Many feared that the lower level would result in a lot of people would getting 1099-K forms for transactions that aren’t taxable.

Tax-exempt situations include personal financial exchanges, such as resale of used goods at a loss or private payments between friends. Taxpayers would have to convince the IRS why they didn’t owe tax on the amount on any 1099-K issued in these cases.

This concern, along with general confusion among taxpayers and worries by companies about upgrading their systems to meet the issuance of many more forms prompted the IRS to delay implementation of the new, lower earnings 1099-K law.

Filing season confusion continues: So for 2003 earnings, the IRS opted to leave the old $20,000 total earnings and 200 transactions standard in place.

Now, with the filing season for that year’s tax returns in full swing, some taxpayers still have questions. Others are acting on wrong information.

To help these filers, the IRS has created a special online page to debunk some common 1099-K myths.

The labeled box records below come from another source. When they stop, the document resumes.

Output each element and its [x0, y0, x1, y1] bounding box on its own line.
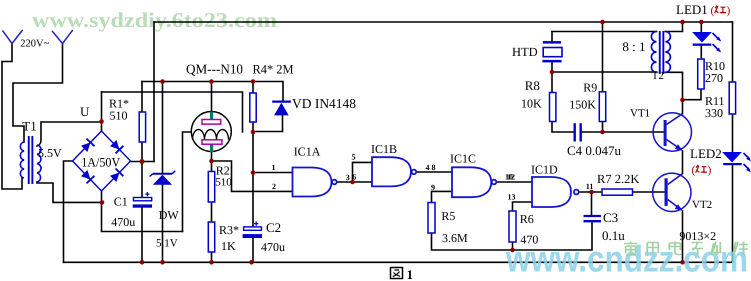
svg-text:R5: R5 — [441, 209, 455, 223]
wire IC1D out to R7 — [579, 191, 602, 193]
transformer T1 — [20, 142, 41, 182]
svg-text:C1: C1 — [114, 195, 128, 209]
svg-text:510: 510 — [110, 108, 128, 122]
resistor R4 2M — [250, 93, 256, 122]
svg-text:1: 1 — [272, 163, 276, 172]
wire ground bus — [64, 261, 733, 263]
svg-text:): ) — [727, 5, 731, 17]
wire 5.1V rail — [142, 82, 283, 101]
svg-text:R9: R9 — [583, 80, 597, 94]
wire IC1C pin9 to R5 — [432, 191, 453, 202]
svg-text:10K: 10K — [521, 96, 542, 110]
wire IC1B out to IC1C pin8 — [416, 171, 452, 173]
LED1 — [692, 32, 721, 53]
svg-text:R6: R6 — [520, 212, 534, 226]
wire sensor bottom to R2 — [211, 152, 213, 172]
transistor VT2 — [653, 173, 691, 211]
wire U rail to sensor-right column — [102, 92, 243, 132]
svg-text:IC1C: IC1C — [450, 152, 476, 166]
resistor R11 330 — [729, 82, 735, 114]
wire R11 to LED2 — [732, 114, 734, 152]
pin numbers — [272, 152, 594, 201]
wire sensor heater left column — [183, 132, 194, 232]
NAND gate IC1C — [452, 167, 496, 197]
wire top +V bus — [154, 21, 733, 23]
resistor R3 1K — [208, 222, 214, 252]
diode VD IN4148 — [272, 102, 291, 116]
wire sensor bottom to IC1A pin2 — [212, 161, 293, 191]
wire C4 to base node — [582, 131, 603, 133]
wire R3 to ground — [211, 252, 213, 262]
wire LED1 anode lead — [700, 22, 702, 32]
resistor R10 270 — [698, 59, 704, 89]
bridge rectifier 1A/50V — [73, 131, 131, 191]
resistor R9 150K — [599, 92, 605, 122]
wire DW zener column — [162, 82, 164, 263]
220V plug prongs — [2, 30, 72, 44]
NAND gate IC1B — [372, 157, 416, 186]
wire +V to R11 — [732, 22, 734, 82]
wire HTD top lead — [551, 32, 553, 73]
svg-text:510: 510 — [215, 176, 232, 188]
NAND gate IC1D — [532, 177, 579, 207]
wire T2 secondary bottom to VT1 collector — [665, 72, 682, 100]
wire R6 bottom lead — [512, 242, 514, 250]
transformer T2 8:1 — [651, 32, 670, 73]
svg-text:330: 330 — [705, 106, 723, 120]
svg-text:5.5V: 5.5V — [38, 146, 62, 160]
svg-text:R8: R8 — [525, 78, 540, 93]
zener DW — [150, 171, 176, 185]
wire R1 C1 column — [141, 82, 143, 263]
wire C3 top lead — [591, 192, 593, 215]
wire +V to R9 — [602, 22, 604, 92]
wire VT1 emitter to VT2 collector — [682, 151, 684, 174]
wire R4 leads — [252, 82, 254, 133]
svg-text:5.1V: 5.1V — [156, 238, 178, 250]
wire R10 to VT1 collector node — [683, 89, 702, 100]
wire 220V left lead — [2, 44, 22, 190]
wire U node to bridge top corner — [101, 92, 103, 131]
svg-text:3: 3 — [346, 173, 350, 182]
wire T1 secondary top to U node — [37, 122, 102, 146]
wire bridge left to ground bus — [64, 161, 73, 262]
wire T1 secondary bottom to bridge bottom — [37, 182, 102, 202]
svg-text:LED1: LED1 — [676, 2, 708, 17]
svg-text:IC1D: IC1D — [531, 163, 558, 177]
wire R8 top lead — [551, 72, 553, 93]
svg-text:LED2: LED2 — [690, 146, 722, 161]
svg-text:C3: C3 — [603, 210, 618, 225]
transistor VT1 — [653, 113, 691, 151]
wire sensor top pin lead — [211, 82, 213, 112]
piezo HTD — [542, 41, 562, 62]
wire R2 to R3 — [211, 202, 213, 222]
wire LED1 to R10 — [700, 46, 702, 59]
wire +V bus left drop to DC+ node — [153, 22, 155, 162]
svg-text:270: 270 — [705, 71, 723, 85]
svg-text:6: 6 — [352, 173, 356, 182]
wire R5 bottom rail — [432, 222, 593, 250]
watermark jiayong dianzi zhizuo (green CJK) — [624, 242, 748, 256]
wire IC1A output node — [337, 181, 353, 183]
wire HTD top to T2 primary — [552, 31, 657, 33]
svg-text:IC1B: IC1B — [371, 142, 397, 156]
svg-text:U: U — [80, 104, 90, 119]
wire R7 to VT2 base — [633, 191, 665, 193]
wire IC1B pin6 — [353, 181, 373, 183]
svg-text:QM---N10: QM---N10 — [186, 61, 243, 76]
caption tu 1 (figure 1) — [391, 267, 414, 281]
svg-text:11: 11 — [586, 182, 594, 191]
gas sensor QM-N10 — [191, 112, 231, 153]
svg-text:1K: 1K — [221, 239, 236, 253]
wire T2 secondary top to +V — [665, 22, 682, 32]
svg-text:13: 13 — [508, 192, 516, 201]
label (red) for LED1 — [711, 5, 731, 17]
svg-text:220V~: 220V~ — [20, 39, 49, 50]
wire base node to VT1 base — [603, 131, 664, 133]
svg-text:HTD: HTD — [512, 45, 538, 59]
svg-text:4 8: 4 8 — [426, 163, 436, 172]
svg-text:T1: T1 — [22, 119, 36, 134]
wire bridge bottom corner stub — [102, 191, 183, 232]
wire bridge right to DC+ column — [131, 161, 155, 163]
resistor R2 510 — [208, 172, 214, 203]
svg-text:150K: 150K — [569, 98, 596, 112]
wire IC1B pin5 — [353, 162, 373, 182]
resistor R5 3.6M — [428, 203, 435, 234]
svg-text:470u: 470u — [111, 215, 135, 229]
svg-text:): ) — [708, 164, 712, 176]
svg-text:9: 9 — [431, 183, 435, 192]
svg-text:5: 5 — [352, 152, 356, 161]
resistor R1 510 — [139, 112, 145, 142]
wire C2 to ground — [252, 238, 254, 262]
svg-text:3.6M: 3.6M — [442, 231, 468, 245]
svg-text:470u: 470u — [261, 240, 285, 254]
capacitor C4 0.047u — [575, 123, 581, 141]
wire node A to IC1A pin1 and C2 — [253, 132, 293, 227]
wire R9 bottom lead — [602, 122, 604, 133]
svg-text:T2: T2 — [652, 70, 664, 82]
svg-text:VT1: VT1 — [630, 108, 650, 120]
wire HTD bottom to T2 primary bottom — [552, 71, 657, 73]
wire R8 bottom to C4 — [552, 122, 574, 133]
svg-text:1A/50V: 1A/50V — [81, 154, 121, 169]
svg-text:(: ( — [692, 164, 696, 176]
NAND gate IC1A — [293, 168, 337, 197]
wire VD anode to node A — [253, 116, 283, 132]
wire VT1 collector lead — [682, 100, 684, 114]
svg-text:12: 12 — [507, 173, 515, 182]
capacitor C1 470u — [133, 192, 152, 208]
wire 220V right lead — [13, 44, 63, 143]
wire LED2 to ground — [732, 165, 734, 262]
svg-text:C2: C2 — [266, 220, 281, 235]
capacitor C3 0.1u — [584, 216, 602, 221]
resistor R6 470 — [509, 211, 516, 242]
svg-text:www.cndzz.com: www.cndzz.com — [505, 239, 748, 280]
svg-text:2: 2 — [272, 182, 276, 191]
svg-text:R7 2.2K: R7 2.2K — [597, 172, 639, 186]
resistor R8 10K — [550, 93, 556, 122]
svg-text:R3*: R3* — [219, 223, 239, 237]
LED2 — [722, 152, 751, 172]
svg-text:1: 1 — [407, 267, 414, 281]
label (red) for LED2 — [692, 164, 712, 176]
capacitor C2 470u — [243, 222, 262, 239]
svg-text:IC1A: IC1A — [294, 145, 321, 159]
svg-text:R4* 2M: R4* 2M — [253, 61, 294, 76]
svg-text:(: ( — [711, 5, 715, 17]
wire VT2 emitter to ground — [682, 211, 684, 262]
wire IC1D pin13 to R6 — [513, 202, 533, 211]
svg-text:VT2: VT2 — [692, 199, 712, 211]
svg-text:C4 0.047u: C4 0.047u — [567, 143, 621, 158]
wire IC1C out to IC1D pin12 — [497, 181, 533, 183]
svg-text:8 : 1: 8 : 1 — [622, 39, 645, 54]
svg-text:VD IN4148: VD IN4148 — [292, 96, 356, 111]
svg-text:DW: DW — [159, 208, 180, 222]
resistor R7 2.2K — [602, 189, 633, 195]
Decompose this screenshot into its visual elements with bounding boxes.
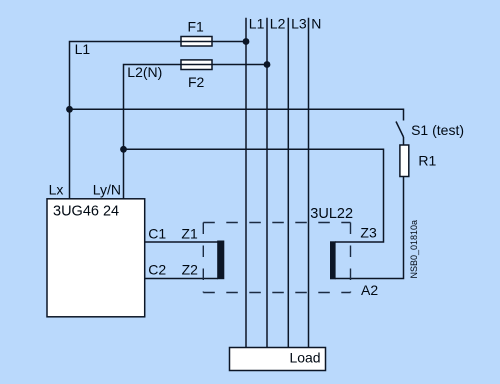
wire L2(N) feeder bbox=[124, 65, 268, 199]
fuse F2 bbox=[181, 60, 212, 70]
svg-text:3UL22: 3UL22 bbox=[310, 206, 353, 222]
sensor bar Z1-Z2 bbox=[217, 241, 224, 280]
junction dot sense branch bbox=[120, 146, 127, 153]
wire sense branch to Z3 bbox=[124, 149, 384, 242]
svg-text:3UG46 24: 3UG46 24 bbox=[53, 204, 119, 220]
bus L1 bbox=[245, 18, 247, 348]
svg-text:L2: L2 bbox=[270, 16, 286, 32]
junction dot L1 bus bbox=[243, 38, 250, 45]
svg-text:A2: A2 bbox=[361, 282, 378, 298]
dashed box left edge bbox=[202, 223, 204, 293]
wire R1 to A2 bbox=[335, 177, 404, 279]
svg-text:L1: L1 bbox=[75, 41, 91, 57]
svg-text:N: N bbox=[311, 16, 321, 32]
svg-text:NSB0_01810a: NSB0_01810a bbox=[409, 220, 419, 279]
relay 3UG46 24 box bbox=[47, 199, 145, 317]
junction dot L2 bus bbox=[264, 61, 271, 68]
svg-text:F1: F1 bbox=[188, 19, 205, 35]
svg-text:R1: R1 bbox=[418, 153, 436, 169]
dashed box top edge bbox=[203, 222, 350, 224]
junction dot test branch bbox=[66, 106, 73, 113]
fuse F1 bbox=[181, 37, 212, 47]
load box bbox=[230, 348, 326, 371]
resistor R1 bbox=[400, 145, 409, 177]
svg-text:Z2: Z2 bbox=[182, 262, 199, 278]
bus N bbox=[308, 18, 310, 348]
wire switch to resistor bbox=[403, 137, 405, 145]
svg-text:L3: L3 bbox=[291, 16, 307, 32]
dashed box bottom edge bbox=[203, 292, 350, 294]
svg-text:L1: L1 bbox=[249, 16, 265, 32]
wire L1 feeder bbox=[70, 42, 247, 199]
svg-text:Lx: Lx bbox=[49, 181, 64, 197]
svg-text:L2(N): L2(N) bbox=[127, 64, 162, 80]
bus L2 bbox=[266, 18, 268, 348]
svg-text:Ly/N: Ly/N bbox=[93, 181, 121, 197]
svg-text:F2: F2 bbox=[188, 74, 205, 90]
wire test branch bbox=[70, 109, 404, 120]
svg-text:Load: Load bbox=[289, 350, 320, 366]
svg-text:Z3: Z3 bbox=[360, 224, 377, 240]
svg-text:C1: C1 bbox=[148, 225, 166, 241]
dashed box right edge bbox=[350, 223, 352, 293]
bus L3 bbox=[287, 18, 289, 348]
sensor bar 3UL22 bbox=[330, 241, 336, 279]
wire C2 bbox=[145, 278, 218, 280]
wire C1 bbox=[145, 241, 218, 243]
svg-text:C2: C2 bbox=[148, 262, 166, 278]
svg-text:S1 (test): S1 (test) bbox=[411, 122, 464, 138]
switch S1 bbox=[396, 122, 404, 138]
svg-text:Z1: Z1 bbox=[181, 225, 198, 241]
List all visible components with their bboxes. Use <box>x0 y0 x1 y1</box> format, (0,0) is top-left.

Here are three of the more pervasive 1099-K myths.

  1. People will get a Form 1099-K from friends and family sending them personal payments. No, they won’t. Generally, the default for payment apps is personal payments unless the sender designates that they’re purchasing goods or services, or it is designated a business account. So payments like rent, dinner, travel, and other gifts or reimbursements, no matter the amount, are not required to be reported.
  2. Taxpayers owe taxes on the gross amount reported on the Form 1099-K. Not necessarily. The statement provides the gross, or total amount of payments individuals got per app or marketplace. But because a payment is reported on a Form 1099-K does not mean it is taxable. Taxpayers will need to use the form and other records to determine their actual tax liability when they file their tax return.
  3. If you don’t get a Form 1099-K, you don’t have to report income. Very wrong, and potentially costly if the IRS finds you didn’t include all your income on your tax return. Federal tax law says all income is taxable unless it is specifically excluded by law. Taxpayers should report any profits from selling goods or services, regardless of if they receive a Form 1099-K or any other tax statement.

Again, you can check out the full list of 1099-K myths and the real scoop on IRS.gov.

The IRS also has issued a fact sheet on what to do if you get a 1099-K this year. You also might want to peruse the IRS’ 1099-K FAQs.